Zuomy826 commented 2 years ago

@andreas128 Hello,I added a new loss in the optimize_parameters,I add loss L2 between sr and gt(Set the value of reverse to true), but the nll which this function returned become nan at about 10k iters, svd_cuda: the updating process of SBDSDC did not converage (error:11)" error appeared. When I test the model saved at iter 10k, most of the results seems fine,but there are still some black blocks on the one or two of the pictures. image image image And I found that your code about optimize_parameters: image .Both of your opt_get(self.opt, ['train', 'weight_fl'])and weight_l1 = opt_get(self.opt, ['train', 'weight_l1']) are not defined in the config,so the green one will never be calculated. So I guass Is it the newly added loss that caused this result?And how can I solve it.

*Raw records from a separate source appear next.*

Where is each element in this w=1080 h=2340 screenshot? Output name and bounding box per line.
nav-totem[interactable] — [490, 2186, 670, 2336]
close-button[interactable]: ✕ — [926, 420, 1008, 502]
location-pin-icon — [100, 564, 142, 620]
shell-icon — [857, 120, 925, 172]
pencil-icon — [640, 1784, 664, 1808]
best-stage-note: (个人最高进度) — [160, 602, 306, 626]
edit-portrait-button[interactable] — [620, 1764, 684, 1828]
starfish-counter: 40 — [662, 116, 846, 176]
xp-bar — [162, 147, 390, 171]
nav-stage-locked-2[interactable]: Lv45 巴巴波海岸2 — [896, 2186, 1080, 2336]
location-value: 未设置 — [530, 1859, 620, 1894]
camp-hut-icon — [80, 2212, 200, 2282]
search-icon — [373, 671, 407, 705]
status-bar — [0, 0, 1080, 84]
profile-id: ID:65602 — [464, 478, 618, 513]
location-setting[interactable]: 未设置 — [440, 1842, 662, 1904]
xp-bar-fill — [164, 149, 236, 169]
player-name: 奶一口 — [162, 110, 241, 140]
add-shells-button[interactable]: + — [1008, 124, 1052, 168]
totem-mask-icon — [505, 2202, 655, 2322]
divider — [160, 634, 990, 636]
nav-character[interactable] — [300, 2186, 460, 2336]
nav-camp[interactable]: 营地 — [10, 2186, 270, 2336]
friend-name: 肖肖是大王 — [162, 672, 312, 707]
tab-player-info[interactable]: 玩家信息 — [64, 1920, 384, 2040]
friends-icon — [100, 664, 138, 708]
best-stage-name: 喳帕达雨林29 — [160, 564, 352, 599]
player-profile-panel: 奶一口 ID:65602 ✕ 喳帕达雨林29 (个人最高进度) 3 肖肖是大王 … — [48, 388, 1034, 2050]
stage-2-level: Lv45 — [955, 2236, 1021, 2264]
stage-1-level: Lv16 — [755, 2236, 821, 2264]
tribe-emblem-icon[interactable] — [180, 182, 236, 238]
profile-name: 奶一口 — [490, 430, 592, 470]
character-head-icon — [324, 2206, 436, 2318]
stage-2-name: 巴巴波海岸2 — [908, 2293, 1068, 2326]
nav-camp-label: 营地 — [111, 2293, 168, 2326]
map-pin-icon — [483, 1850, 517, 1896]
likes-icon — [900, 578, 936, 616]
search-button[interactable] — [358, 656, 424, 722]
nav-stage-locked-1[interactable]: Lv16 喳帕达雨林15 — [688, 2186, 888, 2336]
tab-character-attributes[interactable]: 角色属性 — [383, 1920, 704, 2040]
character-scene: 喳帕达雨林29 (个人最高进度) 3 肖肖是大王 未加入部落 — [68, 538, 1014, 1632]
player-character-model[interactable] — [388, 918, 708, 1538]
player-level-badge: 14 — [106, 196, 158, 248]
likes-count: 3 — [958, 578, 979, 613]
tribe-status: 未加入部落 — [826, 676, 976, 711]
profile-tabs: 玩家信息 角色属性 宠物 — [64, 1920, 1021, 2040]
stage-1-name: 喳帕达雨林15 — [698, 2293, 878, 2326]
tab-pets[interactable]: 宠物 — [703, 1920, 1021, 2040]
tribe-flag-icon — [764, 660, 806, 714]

Looking forward for your reply. Best wishes! Zuo

ph0316 commented 1 year ago

https://github.com/andreas128/SRFlow/issues/2#issuecomment-1080469157 Hello, I also encountered this problem. How can I solve it?

ph0316 commented 1 year ago

@andreas128您好,我在optimize_parameters中添加了一个新的损失,我在 sr 和 gt 之间添加了 loss L2(将反向的值设置为 true),但是此函数返回的 nll 在大约 10k 个迭代时变为 nan,svd_cuda:SBDSDC 的更新过程没有汇合 (error:11)“错误出现。当我测试以iter 10k保存的模型时,大多数结果似乎都很好,但是在一两张图片上仍然有一些黑色块。 image image image我发现你关于optimize_parameters的代码: image .您的opt_get(self.opt,['train','weight_fl'])和weight_l1 = opt_get(self.opt,['train','weight_l1']))都没有在配置中定义,因此永远不会计算绿色的。因此,我担心是新增加的损失造成了这个结果吗?我该如何解决它。

期待您的回复。 愿你安好!左

Hello, I also encountered this problem. How can I solve it?